UPPs ganharão R$ 13 milhões

Verba da prefeitura será usada para construir e reformar sedes em várias comunidades

Por O Dia

Rio - A Prefeitura do Rio vai desembolsar cerca de R$ 13 milhões para arcar com a despesa da reforma de oito e a construção de três bases definitivas de Unidades de Polícia Pacificadora (UPPs). A decisão do município de gastar com as obras surgiu após o empresário Eike Batista romper com o governo do estado o convênio no qual doava R$ 20 milhões, por ano, para o projeto. As licitações para escolher as empresas que vão fazer as intervenções estão previstas para ocorrer entre os dia 2 e 25 do mês que vem.

Os detalhes foram publicados no Diário Oficial do Município no dia 30. Muitas unidades funcionam em contêineres e estão sucateadas, o que provoca a insatisfação de muitos policiais.

Morro do Turano%2C na Tijuca%2C deixará de ter contêineres para receber sedes definitivasUanderson Fernandes / Agência O Dia

Do total que sairá da prefeitura, R$ 5,020 milhões serão destinados à construção de uma sede definitiva para os policiais militares na favela da Vila Cruzeiro e para reparos nas bases da comunidade da Chatuba e do Morro da Fé, no Complexo da Penha. De acordo com a Riourbe, responsável pela concorrência pública, os locais foram escolhidos pela Secretaria de Segurança Pública.

Também vão ganhar bases novas a UPP do Morro dos Prazeres, em Santa Teresa, e uma na região do Estácio. E na lista de reformas na estrutura física estão ainda as unidades do Turano, na Tijuca; Parque Proletariado, na Penha; Chapéu Mangueira/Babilônia, no Leme; e Dona Marta, em Botafogo. As obras devem durar de quatro meses a um ano.

O convênio que Eike cancelou começou em 2010 e estava previsto para ir até este ano, às vésperas da Copa do Mundo. A verba seria usada para construção da sede para os PMs, compra de equipamentos e treinamento de efetivo. A prefeitura já é a responsável por fazer o pagamento do bônus extra no salário dos policiais que atuam em áreas pacificadas.

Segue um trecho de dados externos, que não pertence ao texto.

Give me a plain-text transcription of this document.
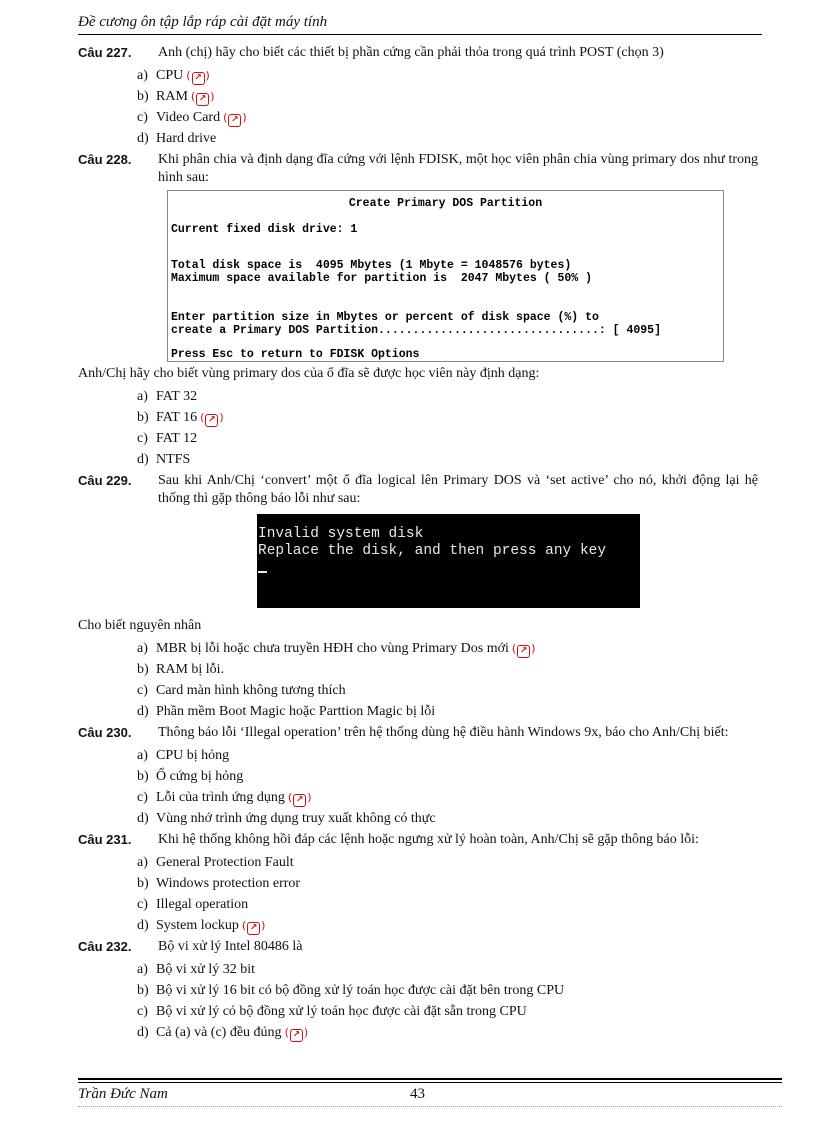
Đề cương ôn tập lắp ráp cài đặt máy tính
Câu 227.	Anh (chị) hãy cho biết các thiết bị phần cứng cần phải thỏa trong quá trình POST (chọn 3)
a) CPU ( ↗ )
b) RAM ( ↗ )
c) Video Card ( ↗ )
d) Hard drive
Câu 228.	Khi phân chia và định dạng đĩa cứng với lệnh FDISK, một học viên phân chia vùng primary dos như trong hình sau:
Create Primary DOS Partition
Current fixed disk drive: 1
Total disk space is  4095 Mbytes (1 Mbyte = 1048576 bytes)
Maximum space available for partition is  2047 Mbytes ( 50% )
Enter partition size in Mbytes or percent of disk space (%) to
create a Primary DOS Partition................................: [ 4095]
Press Esc to return to FDISK Options
Anh/Chị hãy cho biết vùng primary dos của ổ đĩa sẽ được học viên này định dạng:
a) FAT 32
b) FAT 16 ( ↗ )
c) FAT 12
d) NTFS
Câu 229.	Sau khi Anh/Chị ‘convert’ một ổ đĩa logical lên Primary DOS và ‘set active’ cho nó, khởi động lại hệ thống thì gặp thông báo lỗi như sau:
Invalid system disk
Replace the disk, and then press any key
Cho biết nguyên nhân
a) MBR bị lỗi hoặc chưa truyền HĐH cho vùng Primary Dos mới ( ↗ )
b) RAM bị lỗi.
c) Card màn hình không tương thích
d) Phần mềm Boot Magic hoặc Parttion Magic bị lỗi
Câu 230.	Thông báo lỗi ‘Illegal operation’ trên hệ thống dùng hệ điều hành Windows 9x, báo cho Anh/Chị biết:
a) CPU bị hỏng
b) Ổ cứng bị hỏng
c) Lỗi của trình ứng dụng ( ↗ )
d) Vùng nhớ trình ứng dụng truy xuất không có thực
Câu 231.	Khi hệ thống không hồi đáp các lệnh hoặc ngưng xử lý hoàn toàn, Anh/Chị sẽ gặp thông báo lỗi:
a) General Protection Fault
b) Windows protection error
c) Illegal operation
d) System lockup ( ↗ )
Câu 232.	Bộ vi xử lý Intel 80486 là
a) Bộ vi xử lý 32 bit
b) Bộ vi xử lý 16 bit có bộ đồng xử lý toán học được cài đặt bên trong CPU
c) Bộ vi xử lý có bộ đồng xử lý toán học được cài đặt sẵn trong CPU
d) Cả (a) và (c) đều đúng ( ↗ )
Trần Đức Nam	43
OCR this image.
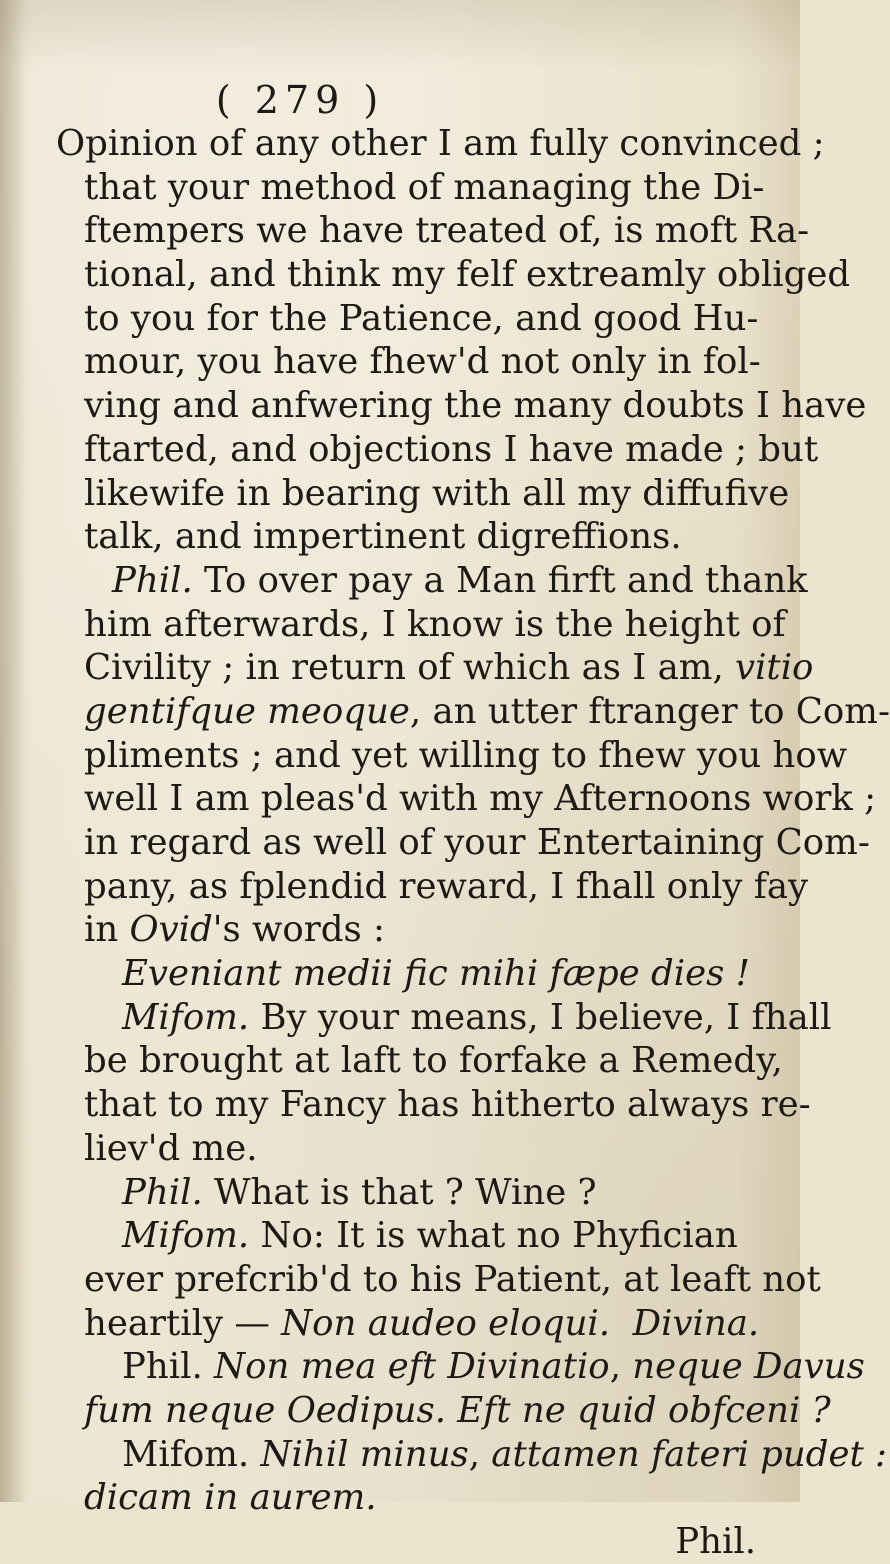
( 279 )
Opinion of any other I am fully convinced ;
that your method of managing the Di-
ftempers we have treated of, is moft Ra-
tional, and think my felf extreamly obliged
to you for the Patience, and good Hu-
mour, you have fhew'd not only in fol-
ving and anfwering the many doubts I have
ftarted, and objections I have made ; but
likewife in bearing with all my diffufive
talk, and impertinent digreffions.
Phil. To over pay a Man firft and thank
him afterwards, I know is the height of
Civility ; in return of which as I am, vitio
gentifque meoque, an utter ftranger to Com-
pliments ; and yet willing to fhew you how
well I am pleas'd with my Afternoons work ;
in regard as well of your Entertaining Com-
pany, as fplendid reward, I fhall only fay
in Ovid's words :
Eveniant medii fic mihi fæpe dies !
Mifom. By your means, I believe, I fhall
be brought at laft to forfake a Remedy,
that to my Fancy has hitherto always re-
liev'd me.
Phil. What is that ? Wine ?
Mifom. No: It is what no Phyfician
ever prefcrib'd to his Patient, at leaft not
heartily — Non audeo eloqui. Divina.
Phil. Non mea eft Divinatio, neque Davus
fum neque Oedipus. Eft ne quid obfceni ?
Mifom. Nihil minus, attamen fateri pudet :
dicam in aurem.
Phil.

Município movimentou R$ 1,5 bilhão

Reformar as UPPs não é o único suporte que a prefeitura dá ao governo do estado para manter o projeto de pacificação em andamento. O município conseguiu que fosse movimentado R$ 1,5 bilhão nas comunidades tomadas por forças de segurança entre 2009 e junho do ano passado.

Implementada pela prefeitura, a chamada UPP Social, feita em conjunto com a ONU Habitat, beneficia cerca de 540 mil pessoas que moram em 46 áreas pacificadas. O município se compromete a entrar com serviços básicos, como coleta de lixo, reparos na iluminação, rede de esgoto e calçamento, onde até então eram áreas dominadas pelo tráfico.

Já na Maré, próximo conjunto de comunidades a ser ocupado pela polícia, a prefeitura já adiantou que vai construir um complexo escolar modelo, com ensino integral.

Acordo de cooperação com os Estados Unidos

A Secretaria de Segurança Pública do Rio, em parceria com a Agência dos Estados Unidos para o Desenvolvimento Internacional (Usaid, na sigla em inglês), vai criar um grupo de trabalho para planejar e elaborar um documento em que vai sistematizar o programa de implantação de UPPs.

De acordo com a secretaria, ‘esse material pode ser difundido a outros países’. O projeto não terá nenhum custo para o governo, porque trata-se de um acordo de cooperação com o governo dos Estados Unidos.

No ano passado, o presidente da Bolívia, Evo Morales, expulsou a Usaid do país, sob a alegação de que o órgão conspirava contrário ao seu governo. Ele também acusou a agência de financiar grupos que se opunham à gestão dele.